I would like to open a debate.  I would like to hear what you have to say about measuring the experience of good quality voice and videoconferencing versus actually experiencing that experience.  In my business, there are a lot of people working long hours evolving the science of reportable statistics, i.e., measurements of network quality.  And when it comes to bandwidth, throughput, latency, packet loss, and packet delivery ratios, everything is cool and the measurements are fairly strightforward.  Where things get a bit crooked is when we try to use the  same bases of measurement to report on user experiences.

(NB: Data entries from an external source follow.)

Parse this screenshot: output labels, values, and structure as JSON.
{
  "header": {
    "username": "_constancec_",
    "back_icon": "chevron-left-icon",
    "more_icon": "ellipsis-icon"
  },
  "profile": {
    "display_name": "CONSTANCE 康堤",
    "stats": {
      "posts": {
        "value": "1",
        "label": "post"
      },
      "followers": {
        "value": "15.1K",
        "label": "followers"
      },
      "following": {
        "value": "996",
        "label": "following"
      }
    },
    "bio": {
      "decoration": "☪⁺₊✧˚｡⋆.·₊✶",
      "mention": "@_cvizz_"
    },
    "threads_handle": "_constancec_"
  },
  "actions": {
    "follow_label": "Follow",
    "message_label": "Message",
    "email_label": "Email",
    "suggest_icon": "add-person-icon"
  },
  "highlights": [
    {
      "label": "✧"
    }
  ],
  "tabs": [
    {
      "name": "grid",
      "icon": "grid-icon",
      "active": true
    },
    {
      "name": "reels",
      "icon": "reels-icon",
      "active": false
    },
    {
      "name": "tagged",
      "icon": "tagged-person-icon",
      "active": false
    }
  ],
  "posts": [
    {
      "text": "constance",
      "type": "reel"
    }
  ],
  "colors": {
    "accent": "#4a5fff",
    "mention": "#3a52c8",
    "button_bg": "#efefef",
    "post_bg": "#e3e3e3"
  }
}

There is one really big and good reason for this.  Before we trained the users to talk about things per second and microsecond and millisecond, they were inclined to be more subjective in their assessments.  You would hear invective like “VoIP sucks.  Between the break-ups and the weird sounds and the echoes, I couldn’t understand half of what was said.”  So we rushed in to correct them, of course.  We taught them that it wasn’t the VoIP stuff but rather it was the network that was the problem.  We taught them that some technical thing or other per second was too high (or too low) to support VoIP and videoconferencing over the Internet.  We tried, and who can blame us, to get them to say that what they were expereincing was network latency and packet loss when what they were actually experiencing was garbled speech and pixelated images.

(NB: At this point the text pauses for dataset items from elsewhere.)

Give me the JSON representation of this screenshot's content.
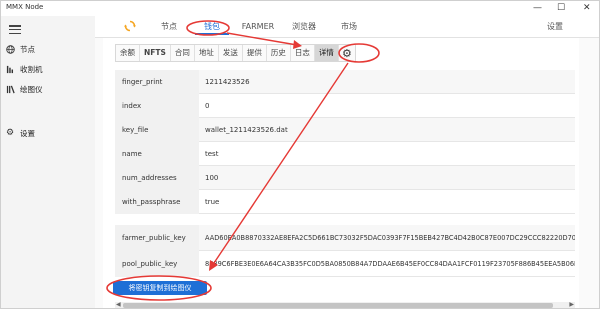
{
  "window": {
    "title": "MMX Node",
    "minimize": "—",
    "maximize": "☐",
    "close": "✕"
  },
  "sidebar": {
    "items": [
      {
        "label": "节点",
        "icon": "globe-icon"
      },
      {
        "label": "收割机",
        "icon": "harvester-icon"
      },
      {
        "label": "绘图仪",
        "icon": "plotter-icon"
      },
      {
        "label": "设置",
        "icon": "gear-icon"
      }
    ]
  },
  "topnav": {
    "tabs": [
      "节点",
      "钱包",
      "FARMER",
      "浏览器",
      "市场"
    ],
    "active": "钱包",
    "settings": "设置"
  },
  "subtabs": {
    "items": [
      "余额",
      "NFTS",
      "合同",
      "地址",
      "发送",
      "提供",
      "历史",
      "日志",
      "详情"
    ],
    "active": "详情"
  },
  "details": [
    {
      "key": "finger_print",
      "value": "1211423526"
    },
    {
      "key": "index",
      "value": "0"
    },
    {
      "key": "key_file",
      "value": "wallet_1211423526.dat"
    },
    {
      "key": "name",
      "value": "test"
    },
    {
      "key": "num_addresses",
      "value": "100"
    },
    {
      "key": "with_passphrase",
      "value": "true"
    }
  ],
  "keys": [
    {
      "key": "farmer_public_key",
      "value": "AAD60EA0B8870332AE8EFA2C5D661BC73032F5DAC0393F7F15BEB427BC4D42B0C87E007DC29CCC82220D706CCAD"
    },
    {
      "key": "pool_public_key",
      "value": "8539C6FBE3E0E6A64CA3B35FC0D5BA0850B84A7DDAAE6B45EF0CC84DAA1FCF0119F23705F886B45EEA5B06D3471C"
    }
  ],
  "copy_button": "将密钥复制到绘图仪",
  "accent_color": "#1e6fd6",
  "annotation_color": "#e53935"
}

Lately, I have been reading about an initiative to adapt Mean Opinion Score (MOS)  to make it applicable to video over IP and videoconferencing over IP.  Personally, I think MOS is a trifle arbirtrary and even a bit funny.  If you haven’t already, look it up and you’ll find that it is based on a user expereince sampling process that was only slightly more complex than walking around and asking “Can you here me now?”  (Speaking of which, I think Verizon has it exactly right.  They have eschewed the techni-blather in favor of a simple test of the only thing that matters to the consumer: Does it work?)  And if MOS is a bit goofy to start with, what can we expect from a variation on MOS for measuring videoconference quality?  (The day isn’t far off  when the Verizon guy in the ads is going to be asking “Can you see me now?”)

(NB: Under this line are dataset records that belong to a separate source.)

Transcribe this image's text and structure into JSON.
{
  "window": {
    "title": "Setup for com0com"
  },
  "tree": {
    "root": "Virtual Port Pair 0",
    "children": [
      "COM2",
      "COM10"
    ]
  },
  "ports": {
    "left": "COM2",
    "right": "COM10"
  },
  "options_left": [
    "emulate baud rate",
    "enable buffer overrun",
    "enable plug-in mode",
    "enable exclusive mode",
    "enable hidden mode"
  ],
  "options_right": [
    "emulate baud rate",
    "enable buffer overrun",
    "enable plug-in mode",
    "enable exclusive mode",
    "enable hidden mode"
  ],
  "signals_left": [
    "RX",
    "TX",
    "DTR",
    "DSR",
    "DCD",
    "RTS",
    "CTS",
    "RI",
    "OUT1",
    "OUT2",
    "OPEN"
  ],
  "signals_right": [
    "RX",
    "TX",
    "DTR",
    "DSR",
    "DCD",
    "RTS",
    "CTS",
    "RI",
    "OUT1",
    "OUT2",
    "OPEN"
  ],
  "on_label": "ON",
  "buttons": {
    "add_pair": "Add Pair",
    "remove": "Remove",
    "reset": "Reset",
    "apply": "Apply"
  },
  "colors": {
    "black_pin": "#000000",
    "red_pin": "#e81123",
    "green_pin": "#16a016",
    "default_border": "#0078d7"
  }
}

I am as guilty of trying to push stats in place of experience as the next guy in this business.  And I still do it.  To some extent, it is simply the language we use when we communicate amongst ourselves in the network technologies community.  The debate I want to have and the question I want to ask is about the best way to communicate the benefits of a good quality network with the users who are outside of our community.  The reason I think this needs debating is because most users don’t actively care about the benefits of a good quality network.  When things work as advertised, users have nothing to say.  However, they care deeply about the bad things that happen when the online gamers create congestion at a router somewhere and it results in buckets of packets being dropped which causes their videoconference call to freeze up.  In that case, they have plenty to say.

What do you have to say about measuring the users’ experience of a good quality network?